Nadhim Zahawi has become the second Tory minister to repeatedly refuse to condemn Donald Trump’s election fraud comments.
The minister for business joins foreign office secretary Dominic Raab in shirking away from criticising Trump’s allegations that the US election has been ‘rigged’.
Speaking with the BBC on Wednesday, Raab said it was ‘common practice’ for the British government not to comment on ongoing elections.
He said: “Forgive me if I don’t get drawn into commenting on the election night commentary in the US. I don’t think it’s a good move for a UK foreign secretary.”
Asked if he would “call a good friend out” for spreading misinformation, the minister said: “The truth is that we must now wait to see how this uncertainty unfolds… We have full faith in the American system to produce a [result] and it may take days rather than hours.”
Overnight, major US media outlets cut short a 17-minute broadcast by the president in the White House after he made a litany of unsupported claims that votes were being tampered with and that Republican observes were being barred from overseeing vote counts in crucial swing states like Pennsylvania.
Asked on Sky News’ Kay Burley @ Breakfast whether he would condemn the comments, Zahawi said: “I think it’s good practice for a British minister and a British government not to comment on the elections of a great democracy like the United States.
“And I think the important thing is for us to wait for the outcome of this closely contested election.

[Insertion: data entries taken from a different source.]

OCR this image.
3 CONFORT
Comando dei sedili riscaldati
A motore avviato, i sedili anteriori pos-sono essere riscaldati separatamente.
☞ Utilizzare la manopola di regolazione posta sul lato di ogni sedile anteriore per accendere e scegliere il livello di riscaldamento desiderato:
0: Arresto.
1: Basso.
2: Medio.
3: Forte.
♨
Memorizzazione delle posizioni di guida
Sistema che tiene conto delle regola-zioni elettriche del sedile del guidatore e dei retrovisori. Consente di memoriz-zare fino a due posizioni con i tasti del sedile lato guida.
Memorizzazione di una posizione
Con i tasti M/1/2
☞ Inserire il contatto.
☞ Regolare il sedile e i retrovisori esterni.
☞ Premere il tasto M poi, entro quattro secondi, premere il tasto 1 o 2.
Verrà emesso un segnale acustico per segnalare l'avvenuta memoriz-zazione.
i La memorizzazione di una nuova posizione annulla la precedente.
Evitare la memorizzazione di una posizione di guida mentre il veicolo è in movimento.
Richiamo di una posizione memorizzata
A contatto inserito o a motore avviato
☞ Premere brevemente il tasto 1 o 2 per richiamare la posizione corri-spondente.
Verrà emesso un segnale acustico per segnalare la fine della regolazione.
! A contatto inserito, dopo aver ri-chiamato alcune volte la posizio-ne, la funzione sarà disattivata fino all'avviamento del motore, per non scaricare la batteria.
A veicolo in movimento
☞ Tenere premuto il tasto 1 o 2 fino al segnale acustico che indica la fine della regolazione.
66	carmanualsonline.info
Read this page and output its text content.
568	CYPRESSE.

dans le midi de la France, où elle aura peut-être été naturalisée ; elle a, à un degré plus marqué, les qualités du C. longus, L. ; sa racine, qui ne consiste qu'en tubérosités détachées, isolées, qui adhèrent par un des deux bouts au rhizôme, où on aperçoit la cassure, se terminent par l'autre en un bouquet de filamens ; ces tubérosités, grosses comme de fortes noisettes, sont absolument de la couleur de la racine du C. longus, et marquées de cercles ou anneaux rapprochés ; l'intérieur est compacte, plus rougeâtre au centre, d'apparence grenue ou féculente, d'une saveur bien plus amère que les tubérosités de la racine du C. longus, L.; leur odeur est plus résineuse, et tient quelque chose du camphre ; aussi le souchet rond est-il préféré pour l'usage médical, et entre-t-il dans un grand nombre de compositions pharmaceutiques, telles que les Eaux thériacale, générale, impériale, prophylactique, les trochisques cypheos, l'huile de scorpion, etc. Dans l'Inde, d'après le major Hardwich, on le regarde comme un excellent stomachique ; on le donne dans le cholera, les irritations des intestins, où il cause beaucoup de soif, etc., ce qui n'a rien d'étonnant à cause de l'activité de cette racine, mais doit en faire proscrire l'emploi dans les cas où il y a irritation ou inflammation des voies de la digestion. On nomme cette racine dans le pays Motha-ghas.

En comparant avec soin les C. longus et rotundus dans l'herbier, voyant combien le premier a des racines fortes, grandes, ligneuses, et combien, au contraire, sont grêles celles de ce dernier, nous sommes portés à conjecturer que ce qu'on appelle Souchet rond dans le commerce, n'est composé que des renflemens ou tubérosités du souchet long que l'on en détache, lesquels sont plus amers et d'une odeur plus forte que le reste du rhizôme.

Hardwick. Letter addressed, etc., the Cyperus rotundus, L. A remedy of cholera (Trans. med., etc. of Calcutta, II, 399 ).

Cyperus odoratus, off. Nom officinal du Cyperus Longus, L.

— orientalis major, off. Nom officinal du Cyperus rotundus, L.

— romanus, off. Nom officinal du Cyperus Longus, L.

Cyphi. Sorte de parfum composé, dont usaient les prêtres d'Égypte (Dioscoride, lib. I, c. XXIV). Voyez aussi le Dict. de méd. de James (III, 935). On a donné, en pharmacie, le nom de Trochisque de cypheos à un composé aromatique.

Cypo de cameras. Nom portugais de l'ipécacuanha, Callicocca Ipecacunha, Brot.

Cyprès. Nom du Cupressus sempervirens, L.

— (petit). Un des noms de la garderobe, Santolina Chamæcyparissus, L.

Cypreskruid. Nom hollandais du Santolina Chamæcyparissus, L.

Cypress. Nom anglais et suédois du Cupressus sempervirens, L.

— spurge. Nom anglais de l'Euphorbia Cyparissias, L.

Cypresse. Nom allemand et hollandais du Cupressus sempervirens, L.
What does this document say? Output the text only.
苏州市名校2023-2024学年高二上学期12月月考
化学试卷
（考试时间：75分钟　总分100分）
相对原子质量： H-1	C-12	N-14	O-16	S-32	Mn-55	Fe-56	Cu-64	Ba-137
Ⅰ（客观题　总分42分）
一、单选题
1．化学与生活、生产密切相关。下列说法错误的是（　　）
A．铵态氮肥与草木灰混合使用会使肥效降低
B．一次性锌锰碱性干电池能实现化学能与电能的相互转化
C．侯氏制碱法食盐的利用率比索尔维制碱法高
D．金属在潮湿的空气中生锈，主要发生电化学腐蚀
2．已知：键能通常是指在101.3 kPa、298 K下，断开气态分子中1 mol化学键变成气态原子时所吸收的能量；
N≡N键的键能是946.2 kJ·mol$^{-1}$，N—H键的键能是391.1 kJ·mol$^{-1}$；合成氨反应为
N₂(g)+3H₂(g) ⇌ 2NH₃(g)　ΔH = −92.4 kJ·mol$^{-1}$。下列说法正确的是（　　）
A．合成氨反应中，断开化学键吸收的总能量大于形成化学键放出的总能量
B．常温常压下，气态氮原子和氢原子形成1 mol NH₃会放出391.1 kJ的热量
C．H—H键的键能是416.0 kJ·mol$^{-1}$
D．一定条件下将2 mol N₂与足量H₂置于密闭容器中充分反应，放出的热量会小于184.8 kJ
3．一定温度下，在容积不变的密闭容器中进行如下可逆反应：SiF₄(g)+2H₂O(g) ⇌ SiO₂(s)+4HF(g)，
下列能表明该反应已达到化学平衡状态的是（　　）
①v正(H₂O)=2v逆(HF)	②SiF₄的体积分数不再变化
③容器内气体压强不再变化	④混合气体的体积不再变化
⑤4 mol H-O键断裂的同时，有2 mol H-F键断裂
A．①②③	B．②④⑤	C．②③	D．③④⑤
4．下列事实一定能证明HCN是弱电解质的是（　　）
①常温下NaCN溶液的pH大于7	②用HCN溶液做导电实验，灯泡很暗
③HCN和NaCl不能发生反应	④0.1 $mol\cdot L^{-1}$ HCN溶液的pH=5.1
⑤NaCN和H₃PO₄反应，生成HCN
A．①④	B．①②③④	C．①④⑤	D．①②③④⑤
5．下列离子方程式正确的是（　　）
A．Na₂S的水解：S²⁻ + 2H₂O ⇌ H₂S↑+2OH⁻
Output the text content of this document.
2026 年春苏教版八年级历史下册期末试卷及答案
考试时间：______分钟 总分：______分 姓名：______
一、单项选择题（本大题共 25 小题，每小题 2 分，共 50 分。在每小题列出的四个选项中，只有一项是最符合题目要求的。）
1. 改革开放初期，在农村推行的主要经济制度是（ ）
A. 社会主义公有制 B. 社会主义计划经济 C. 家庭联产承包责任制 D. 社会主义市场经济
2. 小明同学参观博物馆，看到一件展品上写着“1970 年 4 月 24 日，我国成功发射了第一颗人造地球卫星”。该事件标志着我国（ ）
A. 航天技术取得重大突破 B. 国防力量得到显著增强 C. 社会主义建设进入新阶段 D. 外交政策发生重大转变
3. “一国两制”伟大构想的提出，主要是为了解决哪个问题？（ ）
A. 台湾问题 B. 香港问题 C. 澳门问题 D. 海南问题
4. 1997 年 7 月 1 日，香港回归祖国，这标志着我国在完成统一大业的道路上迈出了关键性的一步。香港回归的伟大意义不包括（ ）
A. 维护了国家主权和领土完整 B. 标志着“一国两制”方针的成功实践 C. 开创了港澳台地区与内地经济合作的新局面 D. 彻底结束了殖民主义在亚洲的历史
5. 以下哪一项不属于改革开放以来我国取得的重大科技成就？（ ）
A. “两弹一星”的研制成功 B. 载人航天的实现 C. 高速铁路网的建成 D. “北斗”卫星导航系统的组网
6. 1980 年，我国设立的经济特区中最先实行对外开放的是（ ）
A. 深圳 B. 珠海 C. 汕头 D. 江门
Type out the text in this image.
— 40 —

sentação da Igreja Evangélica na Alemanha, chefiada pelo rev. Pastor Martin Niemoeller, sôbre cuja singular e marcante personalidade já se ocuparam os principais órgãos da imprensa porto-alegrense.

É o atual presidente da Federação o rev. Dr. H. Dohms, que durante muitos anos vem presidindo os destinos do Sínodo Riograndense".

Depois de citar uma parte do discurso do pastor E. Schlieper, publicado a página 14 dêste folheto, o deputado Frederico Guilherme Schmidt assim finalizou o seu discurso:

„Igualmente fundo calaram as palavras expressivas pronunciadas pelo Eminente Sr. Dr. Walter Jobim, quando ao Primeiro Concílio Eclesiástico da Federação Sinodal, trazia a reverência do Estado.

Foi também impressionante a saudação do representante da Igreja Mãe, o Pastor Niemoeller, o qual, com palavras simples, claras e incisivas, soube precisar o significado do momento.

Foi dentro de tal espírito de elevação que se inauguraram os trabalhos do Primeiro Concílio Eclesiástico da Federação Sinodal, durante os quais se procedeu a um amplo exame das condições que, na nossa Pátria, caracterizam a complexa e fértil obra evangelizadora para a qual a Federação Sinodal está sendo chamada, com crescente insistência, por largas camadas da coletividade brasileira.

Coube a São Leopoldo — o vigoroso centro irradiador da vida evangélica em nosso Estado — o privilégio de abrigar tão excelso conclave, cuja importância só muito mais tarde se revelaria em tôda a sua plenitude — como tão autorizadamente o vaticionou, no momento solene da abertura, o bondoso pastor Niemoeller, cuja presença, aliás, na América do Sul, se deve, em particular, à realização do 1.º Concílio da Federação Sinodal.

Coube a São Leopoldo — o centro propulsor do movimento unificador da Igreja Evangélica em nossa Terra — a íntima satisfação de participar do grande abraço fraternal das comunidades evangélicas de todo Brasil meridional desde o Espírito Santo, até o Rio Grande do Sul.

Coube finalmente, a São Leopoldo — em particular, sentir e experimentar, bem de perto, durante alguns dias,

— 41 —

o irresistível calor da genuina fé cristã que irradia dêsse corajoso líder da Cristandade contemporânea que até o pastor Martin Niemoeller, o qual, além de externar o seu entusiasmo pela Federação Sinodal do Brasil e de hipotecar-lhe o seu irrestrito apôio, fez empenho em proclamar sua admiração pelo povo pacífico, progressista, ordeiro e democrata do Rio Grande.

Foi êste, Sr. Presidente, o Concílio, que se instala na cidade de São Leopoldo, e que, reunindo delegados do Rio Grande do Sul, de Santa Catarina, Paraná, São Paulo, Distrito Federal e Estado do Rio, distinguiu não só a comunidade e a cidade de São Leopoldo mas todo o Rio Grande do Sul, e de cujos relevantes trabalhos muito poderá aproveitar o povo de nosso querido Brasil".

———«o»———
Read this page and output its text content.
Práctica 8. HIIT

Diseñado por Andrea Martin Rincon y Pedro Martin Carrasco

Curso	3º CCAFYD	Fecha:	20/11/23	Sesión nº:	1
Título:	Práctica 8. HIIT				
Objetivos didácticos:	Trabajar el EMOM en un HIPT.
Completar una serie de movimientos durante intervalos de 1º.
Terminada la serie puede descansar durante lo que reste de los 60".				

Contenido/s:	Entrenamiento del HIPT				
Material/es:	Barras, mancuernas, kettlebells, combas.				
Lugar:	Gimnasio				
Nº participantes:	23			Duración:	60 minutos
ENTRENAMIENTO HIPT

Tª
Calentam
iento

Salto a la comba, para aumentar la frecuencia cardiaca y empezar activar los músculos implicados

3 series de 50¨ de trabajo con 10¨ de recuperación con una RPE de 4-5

And I think it’s only wise, I hope you agree, that the British government congratulates the winner when that outcome is clear.”
When pressed again, Zahawi simply said he had full faith in the US electoral system to produce a result.
When probed for a third time, the minister replied: “I will not comment on a live election between two excellent candidates in a very closely fought contest that at the moment the outcome is unclear.
“And until we have all the facts before us, it would be unwise for a British minister to comment on the great democratic processes of the United States of America.”
The minister’s comments caused some outrage on Twitter. One user wrote: “There’s respecting the Electorial process sure, but silence in the face of Trump’s absolutely unhinged statement last night is just unacceptable.”
Another added: “I am just wondering how out of control a US President would have to be in undermining his country’s electoral process before the British government would express mild concern.”